俄には断じられないというか、税というのは民主主義の一番の発祥の地と言いますか、代表なくして課税なしということですので、いろんな政治的なプロセスで決まっていくのだと思います。私どもとしてはいずれにせよCOを減らすというのに意味のある税にしたいと。今までは税を手段としてCOを減らすということは長らく認められてこなかったわけですが、昨年末の税制改正大綱から税制のグリーン化を使って環境負荷を減らすような施策をして良いことがおおっぴらに認められた。そういう新しい時代にいるのだと思います。そういう意味で、ではどうやって使えばいいのだと、これは教科書があるわけではないので、特に欧州の事例を見てもいろんなやり方がありますので、そういう意味でいろんな工夫の余地はあるのではないかというふうに思います。幸い中環審で税制の専門委員会がございます。それは再度動かし出していろんな御議論をしていただこうというふうに思っております。なるべく現実的で効果のある、そして政治家の方々が「なるほど」というようになるような案を色々考えていきたいと思っております。俄にどれが一番いいだろうということを思っているわけではありません。

質問
民主党の場合すぐに暫定税率を廃止ということを言って、環境税については将来的課題としてタイムラグがあるようなのですが、その辺については望ましい、望ましくないという考えをお聞かせください。

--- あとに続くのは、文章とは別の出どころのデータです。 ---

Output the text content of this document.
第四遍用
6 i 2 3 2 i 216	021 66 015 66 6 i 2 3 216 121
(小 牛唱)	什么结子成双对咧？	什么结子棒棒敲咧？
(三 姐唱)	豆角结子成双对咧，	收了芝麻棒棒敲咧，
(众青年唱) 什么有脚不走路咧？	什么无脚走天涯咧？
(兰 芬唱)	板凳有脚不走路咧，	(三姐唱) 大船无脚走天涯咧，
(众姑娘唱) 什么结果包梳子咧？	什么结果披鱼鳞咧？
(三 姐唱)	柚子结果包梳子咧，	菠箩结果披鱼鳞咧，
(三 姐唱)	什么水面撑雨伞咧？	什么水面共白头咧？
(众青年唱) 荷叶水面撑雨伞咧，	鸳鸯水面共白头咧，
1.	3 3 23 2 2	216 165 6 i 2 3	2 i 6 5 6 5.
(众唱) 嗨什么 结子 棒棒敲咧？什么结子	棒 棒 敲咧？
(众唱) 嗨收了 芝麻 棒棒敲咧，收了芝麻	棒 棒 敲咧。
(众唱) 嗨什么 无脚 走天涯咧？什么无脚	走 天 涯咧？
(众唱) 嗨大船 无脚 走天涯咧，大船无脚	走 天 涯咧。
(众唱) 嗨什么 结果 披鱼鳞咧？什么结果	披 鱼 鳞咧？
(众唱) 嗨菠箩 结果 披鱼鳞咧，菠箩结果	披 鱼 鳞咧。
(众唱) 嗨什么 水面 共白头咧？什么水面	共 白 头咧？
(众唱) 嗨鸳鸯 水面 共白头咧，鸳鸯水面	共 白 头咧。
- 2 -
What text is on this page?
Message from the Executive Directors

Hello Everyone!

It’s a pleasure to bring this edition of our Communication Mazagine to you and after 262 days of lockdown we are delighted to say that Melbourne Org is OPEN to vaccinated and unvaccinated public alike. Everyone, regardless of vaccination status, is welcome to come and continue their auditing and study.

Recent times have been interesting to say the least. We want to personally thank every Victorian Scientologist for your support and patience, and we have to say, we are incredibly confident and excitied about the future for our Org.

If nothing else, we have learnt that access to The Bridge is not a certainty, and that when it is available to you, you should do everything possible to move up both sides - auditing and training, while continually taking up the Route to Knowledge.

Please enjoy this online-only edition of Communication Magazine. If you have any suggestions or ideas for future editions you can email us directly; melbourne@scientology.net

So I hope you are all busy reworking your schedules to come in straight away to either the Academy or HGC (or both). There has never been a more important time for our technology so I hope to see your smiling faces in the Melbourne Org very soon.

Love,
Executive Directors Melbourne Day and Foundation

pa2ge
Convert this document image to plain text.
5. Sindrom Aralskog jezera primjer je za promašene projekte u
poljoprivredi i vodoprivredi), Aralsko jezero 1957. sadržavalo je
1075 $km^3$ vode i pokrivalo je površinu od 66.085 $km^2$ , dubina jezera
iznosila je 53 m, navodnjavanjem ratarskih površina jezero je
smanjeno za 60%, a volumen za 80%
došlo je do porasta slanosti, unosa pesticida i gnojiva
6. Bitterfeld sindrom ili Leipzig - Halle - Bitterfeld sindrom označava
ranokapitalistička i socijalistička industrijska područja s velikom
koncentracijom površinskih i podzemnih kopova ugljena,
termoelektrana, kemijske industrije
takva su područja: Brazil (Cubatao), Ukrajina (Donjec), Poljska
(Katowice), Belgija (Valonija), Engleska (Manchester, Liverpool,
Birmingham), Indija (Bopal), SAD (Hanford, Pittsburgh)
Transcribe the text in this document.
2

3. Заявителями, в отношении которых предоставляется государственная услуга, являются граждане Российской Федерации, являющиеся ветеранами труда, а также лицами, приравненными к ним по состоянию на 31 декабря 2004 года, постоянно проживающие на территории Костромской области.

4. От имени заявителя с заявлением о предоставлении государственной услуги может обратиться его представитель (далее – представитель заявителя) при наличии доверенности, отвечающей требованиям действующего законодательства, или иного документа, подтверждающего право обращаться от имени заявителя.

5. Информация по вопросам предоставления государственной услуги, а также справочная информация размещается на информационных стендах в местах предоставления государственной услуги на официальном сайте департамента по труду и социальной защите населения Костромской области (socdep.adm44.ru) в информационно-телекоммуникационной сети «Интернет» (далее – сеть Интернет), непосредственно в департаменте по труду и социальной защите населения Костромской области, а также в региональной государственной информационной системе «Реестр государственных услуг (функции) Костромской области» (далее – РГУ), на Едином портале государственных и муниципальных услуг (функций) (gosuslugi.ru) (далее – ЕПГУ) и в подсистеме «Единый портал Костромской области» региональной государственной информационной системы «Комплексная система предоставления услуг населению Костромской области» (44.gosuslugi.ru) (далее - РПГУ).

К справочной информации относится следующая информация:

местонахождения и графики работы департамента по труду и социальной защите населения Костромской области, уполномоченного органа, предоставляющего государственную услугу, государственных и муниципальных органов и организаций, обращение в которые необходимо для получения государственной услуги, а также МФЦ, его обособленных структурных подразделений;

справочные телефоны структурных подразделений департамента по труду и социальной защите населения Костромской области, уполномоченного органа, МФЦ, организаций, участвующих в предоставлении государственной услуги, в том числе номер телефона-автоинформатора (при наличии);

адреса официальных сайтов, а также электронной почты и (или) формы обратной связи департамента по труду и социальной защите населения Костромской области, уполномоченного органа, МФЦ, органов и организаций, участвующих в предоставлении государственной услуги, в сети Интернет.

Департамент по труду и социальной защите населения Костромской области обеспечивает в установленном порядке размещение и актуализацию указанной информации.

2012年までの効果と、2013年以降の更に深掘りしなくてはいけない時の対応と別れるのではないかと思います。2012年までの達成可能性についてどれだけいろんな政策手段をやらなくてはいけないか、目達計画の秋の見直し、排出量の速報とかいろいろありますので、そういうのでおっしゃるようなスピード感というのは決まってくるのではないかと、今ちょっと俄には論じられない断定できないと思います。少なくとも2013年以降の話としてみればやはりきちんと対策をとっていただくということは必要ではないかと思います。